On the contrary, living right next door to a nuclear target is just what you do want. Unless you want to be shitting in tinfoil under a couple of doors with the rest of the family for two weeks.

Besides, here is a good case for saying these would be the last targets hit. They would want us to know they aren't giving us a knock out blow. No until they do anyway...

Posted

The report I saw for this was rather confusing.

It noted that the potential FMS was authorised, but at the same time jabbered on about how the latest defence review had postponed the procurement by a number of years. It's quite clear that there is no associated (public) purchase of a US missile system to go with it, and the UK hasn't previously shown interest in SAMP/T, let alone the ballistic missile upgrades for ASTER 30.

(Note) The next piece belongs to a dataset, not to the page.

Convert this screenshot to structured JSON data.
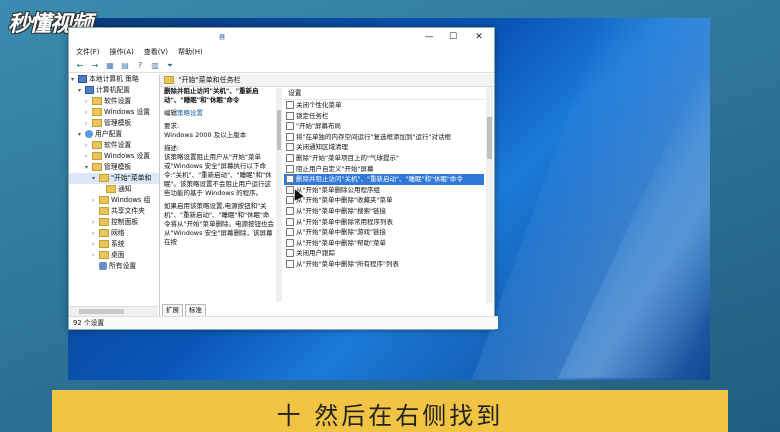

Perhaps this paragraph makes it clear though:

Quote

The proposed sale will improve UK’s ability to meet current and future ballistic missile threats to the UK and NATO by improving the effectiveness of NATO BMD systems

This is the article that was confusing, in the context of the announcement of the potential FMS:

https://ukdefencejournal.org.uk/plan-to-build-british-ballistic-missile-defence-radar-slips-to-2029/

Note that it mentions "Lewis" - unless there's something else going on, that's a Western Isle and is where this ROTOR radar system used to be:

https://en.wikipedia.org/wiki/RAF_Aird_Uig

Maybe this fills a gap that is exposed by non-ballistic hypersonic missiles.